I mean I want stories to imagine the wild to bring us and our children closer to it, to make them care. And yet I don’t want those stories to reduce wild things into harmless symbols or fantasy creatures we can be irresponsible with. Like, of course, I want to keep feeding Ru stories and definitely do not want to raise a child who leaves half-eaten sandwiches behind (he did eat the entire sandwich but it required him to get out, and not be strapped to a high chair…he played around while we snuck in the last few bites)…because alongside a habit of valuing what is on the plate, where the food has come from, etc…we want him to carry his wildness with wonder and hold onto that beautiful mix of curiosity and care. I mean, in the middle of it all, he was the one who first reflected and asked, “Mumma, what about the lion? What will the lion eat?”
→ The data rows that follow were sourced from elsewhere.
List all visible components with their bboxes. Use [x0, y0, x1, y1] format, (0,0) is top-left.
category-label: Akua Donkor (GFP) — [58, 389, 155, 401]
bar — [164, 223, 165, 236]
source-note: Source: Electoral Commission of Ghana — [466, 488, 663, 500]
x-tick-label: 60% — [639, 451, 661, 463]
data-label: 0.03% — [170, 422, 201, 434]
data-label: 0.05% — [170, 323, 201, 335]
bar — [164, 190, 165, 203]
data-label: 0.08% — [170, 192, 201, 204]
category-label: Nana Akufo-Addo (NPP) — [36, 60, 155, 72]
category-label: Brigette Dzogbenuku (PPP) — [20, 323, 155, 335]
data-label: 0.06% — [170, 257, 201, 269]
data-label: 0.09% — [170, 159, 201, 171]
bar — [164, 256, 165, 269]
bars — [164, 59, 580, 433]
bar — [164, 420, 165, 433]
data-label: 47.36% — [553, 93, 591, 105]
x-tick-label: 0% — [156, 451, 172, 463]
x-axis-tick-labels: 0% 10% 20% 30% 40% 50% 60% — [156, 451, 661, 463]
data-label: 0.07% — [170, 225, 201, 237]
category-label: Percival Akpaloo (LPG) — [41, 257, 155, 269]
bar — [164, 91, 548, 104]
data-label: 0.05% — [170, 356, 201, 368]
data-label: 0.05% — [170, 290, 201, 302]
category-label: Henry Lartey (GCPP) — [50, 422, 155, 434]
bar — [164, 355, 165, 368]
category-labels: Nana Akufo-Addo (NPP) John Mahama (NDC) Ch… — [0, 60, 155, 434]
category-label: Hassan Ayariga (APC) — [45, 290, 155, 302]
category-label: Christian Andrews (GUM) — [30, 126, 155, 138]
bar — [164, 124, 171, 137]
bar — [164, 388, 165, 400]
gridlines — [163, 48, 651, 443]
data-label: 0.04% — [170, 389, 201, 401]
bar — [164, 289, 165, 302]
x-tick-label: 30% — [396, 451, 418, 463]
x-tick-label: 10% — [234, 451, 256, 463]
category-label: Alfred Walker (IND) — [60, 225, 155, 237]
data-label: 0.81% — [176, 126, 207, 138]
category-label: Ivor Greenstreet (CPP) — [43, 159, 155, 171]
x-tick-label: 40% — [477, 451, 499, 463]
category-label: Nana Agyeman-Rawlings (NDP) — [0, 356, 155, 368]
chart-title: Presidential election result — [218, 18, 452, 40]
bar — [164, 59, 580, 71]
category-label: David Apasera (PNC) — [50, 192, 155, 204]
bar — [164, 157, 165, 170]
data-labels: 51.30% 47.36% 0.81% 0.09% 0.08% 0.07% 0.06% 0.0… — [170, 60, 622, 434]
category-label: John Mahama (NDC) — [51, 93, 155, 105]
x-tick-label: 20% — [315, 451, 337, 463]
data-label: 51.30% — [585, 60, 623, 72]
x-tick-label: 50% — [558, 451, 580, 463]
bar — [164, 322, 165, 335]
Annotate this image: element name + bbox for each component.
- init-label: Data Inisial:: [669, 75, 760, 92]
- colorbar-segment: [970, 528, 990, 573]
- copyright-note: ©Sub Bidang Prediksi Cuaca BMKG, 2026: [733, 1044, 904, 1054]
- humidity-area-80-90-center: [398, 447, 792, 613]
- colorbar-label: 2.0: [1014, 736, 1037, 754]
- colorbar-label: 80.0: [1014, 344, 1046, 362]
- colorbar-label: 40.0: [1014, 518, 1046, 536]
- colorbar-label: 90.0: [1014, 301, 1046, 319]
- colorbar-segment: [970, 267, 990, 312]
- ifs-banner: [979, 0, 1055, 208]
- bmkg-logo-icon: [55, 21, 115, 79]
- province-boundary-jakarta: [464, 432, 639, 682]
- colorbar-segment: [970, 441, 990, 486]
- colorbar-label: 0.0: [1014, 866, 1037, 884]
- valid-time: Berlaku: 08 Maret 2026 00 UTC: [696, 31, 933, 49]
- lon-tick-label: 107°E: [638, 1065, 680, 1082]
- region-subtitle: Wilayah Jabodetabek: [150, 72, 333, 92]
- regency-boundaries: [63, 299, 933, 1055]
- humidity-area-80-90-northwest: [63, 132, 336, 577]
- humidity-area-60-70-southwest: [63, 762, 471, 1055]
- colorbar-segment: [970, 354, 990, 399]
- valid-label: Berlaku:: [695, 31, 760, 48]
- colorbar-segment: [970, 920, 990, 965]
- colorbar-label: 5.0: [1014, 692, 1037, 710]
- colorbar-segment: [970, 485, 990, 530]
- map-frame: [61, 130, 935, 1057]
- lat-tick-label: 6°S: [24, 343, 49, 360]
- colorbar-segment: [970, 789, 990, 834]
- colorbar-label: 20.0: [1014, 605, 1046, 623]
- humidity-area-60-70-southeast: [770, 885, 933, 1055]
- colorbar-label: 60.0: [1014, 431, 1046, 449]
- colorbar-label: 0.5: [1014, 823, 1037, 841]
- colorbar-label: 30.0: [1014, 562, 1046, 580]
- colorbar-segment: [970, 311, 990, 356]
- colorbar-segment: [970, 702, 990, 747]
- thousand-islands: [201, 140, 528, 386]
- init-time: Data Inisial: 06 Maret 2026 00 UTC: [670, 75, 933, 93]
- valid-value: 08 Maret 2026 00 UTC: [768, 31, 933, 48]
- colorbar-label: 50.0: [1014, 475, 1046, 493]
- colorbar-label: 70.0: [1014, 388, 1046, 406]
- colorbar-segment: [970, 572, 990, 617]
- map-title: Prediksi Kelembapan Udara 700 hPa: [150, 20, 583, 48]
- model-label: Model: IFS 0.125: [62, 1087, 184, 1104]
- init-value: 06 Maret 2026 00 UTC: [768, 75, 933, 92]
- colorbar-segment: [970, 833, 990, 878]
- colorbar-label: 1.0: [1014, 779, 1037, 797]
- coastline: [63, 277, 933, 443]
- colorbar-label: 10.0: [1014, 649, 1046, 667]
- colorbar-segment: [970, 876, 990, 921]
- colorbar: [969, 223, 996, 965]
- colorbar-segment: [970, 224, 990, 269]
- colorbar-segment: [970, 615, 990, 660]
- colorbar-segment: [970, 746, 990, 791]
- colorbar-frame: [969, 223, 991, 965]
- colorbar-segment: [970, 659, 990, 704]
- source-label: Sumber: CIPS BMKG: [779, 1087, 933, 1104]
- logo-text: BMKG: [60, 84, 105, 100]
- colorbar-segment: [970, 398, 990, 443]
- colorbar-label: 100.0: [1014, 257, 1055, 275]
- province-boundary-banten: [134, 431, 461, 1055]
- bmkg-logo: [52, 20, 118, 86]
And that’s the thing, right? Especially in the later stories of Lewis’s Narnia… Aslan, the lion becomes a symbol of magic, prophecy, etc. Instead in a profound sense, even a symbol of human impact on nature and preservation of wild life. But in the act of a human writer creating this character, and then a human reader imagining it, the lion often gets reduced to symbols. Of course, we need the imagination and the symbols. The very thing that defines and distinguishes us as humans. Or else how would we even tell a story? But in the act of imagining, how careful and responsible we must be. We got to wonder about the act of wondering this life without the motive of owning it, and to tell stories that keep the wild alive and not overwrite it. It is as simple as this: yes, we need writers and readers imagining Aslan and reflecting through it, but we also need them to reflect on Aslan, who in the first place, is a lion, a real, wild, hungry animal. Just like the one Ru was thinking about.